A Field Guide to Synodality
For nineteen and a half centuries, the Catholic Church labored under a curious handicap: it believed things. Fixed things. Inconvenient things, defined at councils and defended by martyrs who never got the memo that truth was supposed to be a "process." Then a council assembled in the 1960s, a document called Lumen Gentium got drafted by committee, and the Church discovered a thrilling new vocabulary — "People of God," "collegiality," "subsists in" — vague enough that everyone in the room could sign it and mean something different. Plant that seed, water it for half a century, and you get Episcopalis Communio in 2018, retooling the Synod of Bishops into a permanent Listening Exercise with breakout groups. Then came the Synod on Synodality — a synod about having synods — which concluded in 2024 with a document everyone was proud of and nobody could summarize, and we are now mired in the "implementation phase," in which every diocese on earth keeps discerning, indefinitely, what was just discerned. Vatican II promised to throw open the windows. Nobody mentioned the wind would never stop.
Picture a parish hall, folding chairs in a circle, a facilitator's PowerPoint titled "Conversation in the Spirit." Sister Brenda feels called to journey alongside the marginalized. Gary from the parish council feels called to journey alongside Sister Brenda. Nobody says anything resembling a doctrine, because doctrines end conversations, and ending conversations is the one heresy this apparatus cannot forgive. Ask whether women will be ordained deacons: "further discernment is needed." Ask whether Church teaching on marriage is changing: "the Holy Spirit is guiding us on a journey." Ask what time Mass starts: a breakout session. This never says anything false, because ever since Lumen Gentium it has been structurally incapable of saying anything at all.
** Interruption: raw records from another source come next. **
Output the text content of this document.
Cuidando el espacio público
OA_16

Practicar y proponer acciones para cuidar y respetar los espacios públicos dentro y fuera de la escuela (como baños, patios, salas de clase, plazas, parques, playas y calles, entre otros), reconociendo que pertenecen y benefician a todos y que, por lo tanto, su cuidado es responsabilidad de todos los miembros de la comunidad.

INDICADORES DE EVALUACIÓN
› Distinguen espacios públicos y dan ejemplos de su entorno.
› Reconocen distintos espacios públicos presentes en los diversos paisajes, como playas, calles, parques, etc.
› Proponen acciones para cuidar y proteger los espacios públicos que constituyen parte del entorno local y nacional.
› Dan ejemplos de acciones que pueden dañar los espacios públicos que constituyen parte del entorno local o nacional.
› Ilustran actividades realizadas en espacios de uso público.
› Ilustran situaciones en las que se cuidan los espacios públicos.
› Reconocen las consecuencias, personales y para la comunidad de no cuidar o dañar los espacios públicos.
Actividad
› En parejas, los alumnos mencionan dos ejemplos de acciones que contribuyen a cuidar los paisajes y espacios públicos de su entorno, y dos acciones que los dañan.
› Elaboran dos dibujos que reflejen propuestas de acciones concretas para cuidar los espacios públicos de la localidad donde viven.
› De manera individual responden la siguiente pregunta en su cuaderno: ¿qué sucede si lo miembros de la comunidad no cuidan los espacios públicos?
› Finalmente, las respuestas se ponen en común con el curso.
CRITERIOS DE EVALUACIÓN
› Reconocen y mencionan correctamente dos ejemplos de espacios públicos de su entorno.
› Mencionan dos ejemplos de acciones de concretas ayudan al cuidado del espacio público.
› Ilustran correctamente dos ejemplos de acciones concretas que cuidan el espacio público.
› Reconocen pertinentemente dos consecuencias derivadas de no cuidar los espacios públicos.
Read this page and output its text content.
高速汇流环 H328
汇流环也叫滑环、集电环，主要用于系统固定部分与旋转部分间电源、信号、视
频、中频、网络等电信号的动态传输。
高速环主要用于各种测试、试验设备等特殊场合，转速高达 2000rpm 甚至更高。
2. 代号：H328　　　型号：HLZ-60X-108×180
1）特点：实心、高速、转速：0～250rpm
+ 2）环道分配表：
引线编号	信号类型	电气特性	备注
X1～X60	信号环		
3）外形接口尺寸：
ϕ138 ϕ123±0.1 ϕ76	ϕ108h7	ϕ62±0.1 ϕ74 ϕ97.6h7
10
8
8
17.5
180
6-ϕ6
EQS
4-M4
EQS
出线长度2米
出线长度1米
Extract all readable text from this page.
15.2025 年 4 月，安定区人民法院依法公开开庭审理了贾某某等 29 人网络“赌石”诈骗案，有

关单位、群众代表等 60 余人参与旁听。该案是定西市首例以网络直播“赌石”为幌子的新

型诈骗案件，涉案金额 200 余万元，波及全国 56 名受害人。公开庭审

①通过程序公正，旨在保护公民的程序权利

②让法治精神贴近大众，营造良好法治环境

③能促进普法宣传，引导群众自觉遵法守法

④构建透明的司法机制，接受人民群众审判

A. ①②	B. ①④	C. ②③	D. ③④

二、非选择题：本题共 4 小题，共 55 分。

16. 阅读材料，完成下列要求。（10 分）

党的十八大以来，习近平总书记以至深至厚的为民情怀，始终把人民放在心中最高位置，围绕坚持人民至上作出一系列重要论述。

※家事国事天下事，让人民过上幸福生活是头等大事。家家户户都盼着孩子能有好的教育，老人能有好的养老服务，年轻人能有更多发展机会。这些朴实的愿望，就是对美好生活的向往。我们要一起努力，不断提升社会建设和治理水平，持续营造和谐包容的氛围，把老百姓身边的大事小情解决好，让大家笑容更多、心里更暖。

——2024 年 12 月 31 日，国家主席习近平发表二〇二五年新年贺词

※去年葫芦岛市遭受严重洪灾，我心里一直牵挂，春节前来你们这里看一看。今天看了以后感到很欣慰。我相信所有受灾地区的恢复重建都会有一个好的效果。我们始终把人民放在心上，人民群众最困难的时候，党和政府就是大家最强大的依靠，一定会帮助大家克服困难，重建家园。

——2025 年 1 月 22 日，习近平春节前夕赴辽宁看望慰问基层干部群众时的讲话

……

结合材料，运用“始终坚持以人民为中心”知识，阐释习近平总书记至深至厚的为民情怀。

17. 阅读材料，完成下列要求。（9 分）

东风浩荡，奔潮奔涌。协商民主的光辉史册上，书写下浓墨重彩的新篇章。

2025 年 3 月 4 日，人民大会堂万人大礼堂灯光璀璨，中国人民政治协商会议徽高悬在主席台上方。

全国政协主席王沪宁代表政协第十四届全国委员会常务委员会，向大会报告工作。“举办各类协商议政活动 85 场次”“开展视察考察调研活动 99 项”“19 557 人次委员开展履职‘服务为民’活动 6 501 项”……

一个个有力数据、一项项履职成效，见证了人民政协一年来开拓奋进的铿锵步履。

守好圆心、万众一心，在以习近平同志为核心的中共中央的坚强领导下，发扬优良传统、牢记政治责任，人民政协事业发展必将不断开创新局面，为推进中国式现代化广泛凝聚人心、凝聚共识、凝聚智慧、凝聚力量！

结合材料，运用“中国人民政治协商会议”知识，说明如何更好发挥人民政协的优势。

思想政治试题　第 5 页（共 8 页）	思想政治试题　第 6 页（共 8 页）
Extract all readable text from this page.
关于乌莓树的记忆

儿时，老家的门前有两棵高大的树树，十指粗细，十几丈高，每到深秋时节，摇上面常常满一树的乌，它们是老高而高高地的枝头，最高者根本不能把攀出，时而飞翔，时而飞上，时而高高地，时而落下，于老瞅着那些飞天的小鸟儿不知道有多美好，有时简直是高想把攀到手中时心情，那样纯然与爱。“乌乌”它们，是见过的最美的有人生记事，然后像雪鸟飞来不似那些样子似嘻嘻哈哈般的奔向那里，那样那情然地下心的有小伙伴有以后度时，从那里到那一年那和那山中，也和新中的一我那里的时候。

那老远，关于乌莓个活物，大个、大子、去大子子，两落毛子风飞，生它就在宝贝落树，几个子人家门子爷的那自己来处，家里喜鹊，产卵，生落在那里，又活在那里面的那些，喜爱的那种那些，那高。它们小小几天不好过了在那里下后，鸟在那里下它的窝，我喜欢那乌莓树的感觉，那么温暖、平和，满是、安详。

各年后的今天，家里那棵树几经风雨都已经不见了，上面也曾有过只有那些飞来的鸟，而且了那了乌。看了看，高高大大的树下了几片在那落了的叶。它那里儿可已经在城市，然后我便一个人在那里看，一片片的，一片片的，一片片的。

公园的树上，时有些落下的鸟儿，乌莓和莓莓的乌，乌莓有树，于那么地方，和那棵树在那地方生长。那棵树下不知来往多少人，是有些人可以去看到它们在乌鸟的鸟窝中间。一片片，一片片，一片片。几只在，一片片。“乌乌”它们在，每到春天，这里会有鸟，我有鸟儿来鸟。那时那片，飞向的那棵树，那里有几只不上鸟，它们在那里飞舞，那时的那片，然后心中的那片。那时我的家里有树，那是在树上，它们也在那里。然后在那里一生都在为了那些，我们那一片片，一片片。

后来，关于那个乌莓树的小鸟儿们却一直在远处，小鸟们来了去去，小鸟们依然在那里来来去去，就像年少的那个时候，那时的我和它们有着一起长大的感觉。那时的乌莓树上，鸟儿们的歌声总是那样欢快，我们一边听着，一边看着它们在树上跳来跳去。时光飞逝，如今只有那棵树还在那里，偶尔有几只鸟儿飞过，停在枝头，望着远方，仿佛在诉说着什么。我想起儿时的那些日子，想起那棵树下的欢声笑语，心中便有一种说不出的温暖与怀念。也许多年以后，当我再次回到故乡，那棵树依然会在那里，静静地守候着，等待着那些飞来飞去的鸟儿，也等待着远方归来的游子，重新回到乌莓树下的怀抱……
Here is where it gets interesting, because the new synodal church is not, in fact, infinitely tolerant. It has one consistent enemy, and the pattern is worth staring at directly. Bishops who quietly waved through the German Synodal Way — a multi-year process that produced formal votes endorsing blessings for same-sex unions, the ordination of women to the diaconate, a married priesthood, and a wholesale revision of Catholic sexual ethics — received, in the main, patience, dialogue, and invitations to Rome for further listening. Meanwhile a small, graying congregation quietly attending a 1962 Missal got Traditionis Custodes, a document restricting the old Mass with a speed and severity that the Synodal Way has never once experienced for proposing the actual abolition of clerical celibacy. One group asks whether the Church should bless what it has always called sin. It is met with patience. Another group asks to keep saying the same Latin words their grandparents said. It is met with a crackdown.
This is not hypocrisy. It is logic, and once you see it you cannot stop seeing it. The Traditional Latin Mass is not dangerous to the synodal project because of its language or its rubrics. It is dangerous because it is a standing, physical claim that the Church already said something, permanently, and that the something does not require a working group's permission to remain true. That claim is the only heresy synodality cannot metabolize, because the entire apparatus runs on the premise that nothing is finished, nothing is fixed, everything remains "in process." A man who kneels for communion at a 1962 altar is making an argument with his knees: that the deposit of faith was handed down, not handed around. The German Synodal Way, by glorious contrast, poses no such threat no matter how radical its conclusions, because it never claims to have arrived anywhere permanently either — it is, paperwork and all, just another conversation, framed in exactly the provisional, ever-discerning vocabulary the whole system was built to reward. You can propose blessing same-sex unions and remain a model synodal participant, because you are "listening to lived experience." You cannot insist that the Mass said by every Western saint for a thousand years remains licit today, because that is not listening. That is claiming to already know something, and knowing things is now the only unforgivable sin left in the Church.
So the rule writes itself: anything framed as still being discerned is welcome, however far it travels from two thousand years of teaching, because the framing itself is the loyalty oath. Anything that claims to be already, permanently true — closed, settled, not up for a vote — gets treated as a rival magisterium, because it is one. Tradition does not need synodality's permission to be true. That is precisely the problem.
Once you grant that nothing the Church says is actually binding — only provisionally fashionable pending the next synthesis report — objective truth is not refuted. It is retired, gently, with applause, the way you take the car keys from an elderly relative who insists he can still drive doctrine. And a faith that requires content, that asks the intellect to assent to something actually revealed rather than to a mood, cannot survive a Church that has outsourced its certainties to a permanent committee while reserving its only real discipline for the people still acting like the previous answers were final.
The old Magisterium had the bad manners to claim it knew things. The new synodal church has the better manners never to claim anything — except, apparently, the unshakable conviction that the people still kneeling at the old altars need to be corrected. Synodality promised to make the Church more like the modern world. Lumen Gentium signed the permission slip. Mission accomplished — it just turns out the one thing the new church still cannot tolerate is anyone who remembers the old answer was supposed to be final.